Sci Rep. 2024 May 30;14(1):12468. doi: 10.1038/s41598-024-61557-7.
Post-traumatic stress disorder (PTSD) lacks clear biomarkers in clinical practice. Language as a potential diagnostic biomarker for PTSD is investigated in this study. We analyze an original cohort of 148 individuals exposed to the November 13, 2015, terrorist attacks in Paris. The interviews, conducted 5-11 months after the event, include individuals from similar socioeconomic backgrounds exposed to the same incident, responding to identical questions and using uniform PTSD measures. Using this dataset to collect nuanced insights that might be clinically relevant, we propose a three-step interdisciplinary methodology that integrates expertise from psychiatry, linguistics, and the Natural Language Processing (NLP) community to examine the relationship between language and PTSD. The first step assesses a clinical psychiatrist's ability to diagnose PTSD using interview transcription alone. The second step uses statistical analysis and machine learning models to create language features based on psycholinguistic hypotheses and evaluate their predictive strength.

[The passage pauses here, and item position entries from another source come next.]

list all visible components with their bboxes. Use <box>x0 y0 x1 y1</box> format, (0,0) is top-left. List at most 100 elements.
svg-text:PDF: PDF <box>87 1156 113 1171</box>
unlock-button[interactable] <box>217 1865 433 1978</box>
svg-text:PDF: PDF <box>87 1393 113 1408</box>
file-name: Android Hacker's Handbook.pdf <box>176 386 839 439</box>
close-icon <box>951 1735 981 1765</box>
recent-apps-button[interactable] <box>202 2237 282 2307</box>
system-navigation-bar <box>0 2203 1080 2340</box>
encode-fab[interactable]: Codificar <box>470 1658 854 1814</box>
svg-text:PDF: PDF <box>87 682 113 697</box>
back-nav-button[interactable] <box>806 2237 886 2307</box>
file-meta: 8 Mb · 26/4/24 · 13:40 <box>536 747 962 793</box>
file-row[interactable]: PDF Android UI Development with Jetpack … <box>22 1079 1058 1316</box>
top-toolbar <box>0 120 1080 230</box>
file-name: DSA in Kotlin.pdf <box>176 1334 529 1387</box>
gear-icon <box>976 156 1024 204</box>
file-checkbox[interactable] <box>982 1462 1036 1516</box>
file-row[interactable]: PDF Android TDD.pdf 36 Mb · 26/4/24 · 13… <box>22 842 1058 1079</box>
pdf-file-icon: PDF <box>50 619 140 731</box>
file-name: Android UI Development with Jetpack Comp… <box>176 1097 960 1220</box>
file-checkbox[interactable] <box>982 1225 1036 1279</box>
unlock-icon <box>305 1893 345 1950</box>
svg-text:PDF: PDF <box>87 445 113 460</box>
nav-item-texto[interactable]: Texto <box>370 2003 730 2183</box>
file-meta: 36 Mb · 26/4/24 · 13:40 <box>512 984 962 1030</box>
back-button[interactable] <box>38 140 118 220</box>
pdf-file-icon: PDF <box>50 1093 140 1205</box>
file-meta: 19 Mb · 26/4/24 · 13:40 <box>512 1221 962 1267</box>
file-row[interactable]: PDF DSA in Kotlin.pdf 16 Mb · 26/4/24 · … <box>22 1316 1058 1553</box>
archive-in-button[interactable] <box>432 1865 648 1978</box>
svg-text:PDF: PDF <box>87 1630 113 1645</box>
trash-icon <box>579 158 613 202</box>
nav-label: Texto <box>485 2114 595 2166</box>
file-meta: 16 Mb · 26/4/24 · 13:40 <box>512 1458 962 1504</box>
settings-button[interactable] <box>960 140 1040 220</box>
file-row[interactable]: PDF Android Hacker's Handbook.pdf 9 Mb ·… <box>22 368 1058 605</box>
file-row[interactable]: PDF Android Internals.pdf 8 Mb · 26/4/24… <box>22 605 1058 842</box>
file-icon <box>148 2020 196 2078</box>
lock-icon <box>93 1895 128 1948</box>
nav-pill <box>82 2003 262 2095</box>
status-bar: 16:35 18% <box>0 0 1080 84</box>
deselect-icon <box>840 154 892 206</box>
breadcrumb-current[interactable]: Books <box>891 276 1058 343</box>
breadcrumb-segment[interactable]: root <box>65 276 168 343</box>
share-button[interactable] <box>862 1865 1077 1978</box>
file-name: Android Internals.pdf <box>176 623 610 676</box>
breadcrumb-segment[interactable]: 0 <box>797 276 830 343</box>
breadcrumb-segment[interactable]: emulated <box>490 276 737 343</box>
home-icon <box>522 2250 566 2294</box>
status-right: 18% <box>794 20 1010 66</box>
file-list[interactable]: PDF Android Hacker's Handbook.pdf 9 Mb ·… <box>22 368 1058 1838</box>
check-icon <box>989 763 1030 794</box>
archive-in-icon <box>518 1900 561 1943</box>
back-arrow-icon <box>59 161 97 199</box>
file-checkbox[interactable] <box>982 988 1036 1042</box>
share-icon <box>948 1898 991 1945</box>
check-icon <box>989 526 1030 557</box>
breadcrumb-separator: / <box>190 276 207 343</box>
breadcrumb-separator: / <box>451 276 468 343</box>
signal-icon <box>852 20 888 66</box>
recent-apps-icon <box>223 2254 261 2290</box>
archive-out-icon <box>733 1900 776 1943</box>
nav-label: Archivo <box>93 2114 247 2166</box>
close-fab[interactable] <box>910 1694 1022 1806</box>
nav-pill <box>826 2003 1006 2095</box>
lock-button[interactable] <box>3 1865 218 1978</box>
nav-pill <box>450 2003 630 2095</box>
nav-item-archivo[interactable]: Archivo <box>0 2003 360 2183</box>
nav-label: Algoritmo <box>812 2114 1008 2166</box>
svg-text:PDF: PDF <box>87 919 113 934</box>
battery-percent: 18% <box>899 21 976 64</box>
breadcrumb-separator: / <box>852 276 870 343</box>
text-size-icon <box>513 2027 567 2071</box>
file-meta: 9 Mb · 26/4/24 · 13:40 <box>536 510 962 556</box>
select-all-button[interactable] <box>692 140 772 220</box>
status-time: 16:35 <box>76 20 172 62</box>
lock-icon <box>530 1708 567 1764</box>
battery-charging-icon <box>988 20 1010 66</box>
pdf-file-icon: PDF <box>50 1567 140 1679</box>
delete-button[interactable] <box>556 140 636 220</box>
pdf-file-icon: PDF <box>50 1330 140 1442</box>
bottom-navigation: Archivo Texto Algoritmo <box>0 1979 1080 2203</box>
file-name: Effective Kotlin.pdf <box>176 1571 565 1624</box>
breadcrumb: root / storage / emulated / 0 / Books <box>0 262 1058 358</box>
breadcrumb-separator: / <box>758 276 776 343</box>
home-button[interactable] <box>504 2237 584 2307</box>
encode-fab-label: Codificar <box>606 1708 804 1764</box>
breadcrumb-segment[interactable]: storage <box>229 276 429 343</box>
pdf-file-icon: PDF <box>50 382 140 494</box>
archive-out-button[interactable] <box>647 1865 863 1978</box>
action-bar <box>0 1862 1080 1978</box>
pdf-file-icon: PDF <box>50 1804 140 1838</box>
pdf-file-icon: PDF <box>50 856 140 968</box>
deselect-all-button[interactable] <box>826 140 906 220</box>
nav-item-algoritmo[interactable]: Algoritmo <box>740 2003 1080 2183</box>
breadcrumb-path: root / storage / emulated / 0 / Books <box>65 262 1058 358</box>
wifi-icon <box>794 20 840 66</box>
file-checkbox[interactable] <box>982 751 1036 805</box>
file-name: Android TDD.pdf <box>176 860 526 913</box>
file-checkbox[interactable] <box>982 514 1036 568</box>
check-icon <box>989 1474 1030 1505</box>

The third step is the application of a hypothesis-free deep learning approach to the classification of PTSD in our cohort. Results show that the clinical psychiatrist achieved a diagnosis of PTSD with an AUC of 0.72. This is comparable to a gold standard questionnaire (Area Under Curve (AUC) ≈ 0.80). The machine learning model achieved a diagnostic AUC of 0.69. The deep learning approach achieved an AUC of 0.64. An examination of model error informs our discussion. Importantly, the study controls for confounding factors, establishes associations between language and DSM-5 subsymptoms, and integrates automated methods with qualitative analysis. This study provides a direct and methodologically robust description of the relationship between PTSD and language. Our work lays the groundwork for advancing early and accurate diagnosis and using linguistic markers to assess the effectiveness of pharmacological treatments and psychotherapies.
创伤后应激障碍(PTSD)在临床实践中缺乏明确的生物标志物。本研究探讨了语言作为 PTSD 的潜在诊断生物标志物。我们分析了一个由 148 名在巴黎 2015 年 11 月 13 日恐怖袭击中暴露的个体组成的原始队列。这些访谈在事件发生后 5-11 个月进行,包括来自相似社会经济背景的个体,他们暴露在相同的事件中,回答相同的问题并使用统一的 PTSD 测量方法。使用这个数据集收集可能具有临床相关性的细微见解,我们提出了一种三步跨学科方法,该方法整合了精神病学、语言学和自然语言处理(NLP)领域的专业知识,以研究语言与 PTSD 之间的关系。第一步评估临床精神科医生仅使用访谈转录诊断 PTSD 的能力。第二步使用统计分析和机器学习模型根据心理语言学假设创建语言特征,并评估其预测强度。第三步是在我们的队列中应用无假设的深度学习方法对 PTSD 进行分类。结果表明,临床精神科医生使用访谈转录诊断 PTSD 的 AUC 为 0.72。这与黄金标准问卷(AUC≈0.80)相当。机器学习模型的诊断 AUC 为 0.69。深度学习方法的 AUC 为 0.64。对模型误差的检查为我们的讨论提供了信息。重要的是,该研究控制了混杂因素,建立了语言与 DSM-5 亚症状之间的关联,并将自动化方法与定性分析相结合。本研究提供了 PTSD 与语言之间关系的直接且方法上稳健的描述。我们的工作为推进早期和准确的诊断以及使用语言标记来评估药物治疗和心理治疗的有效性奠定了基础。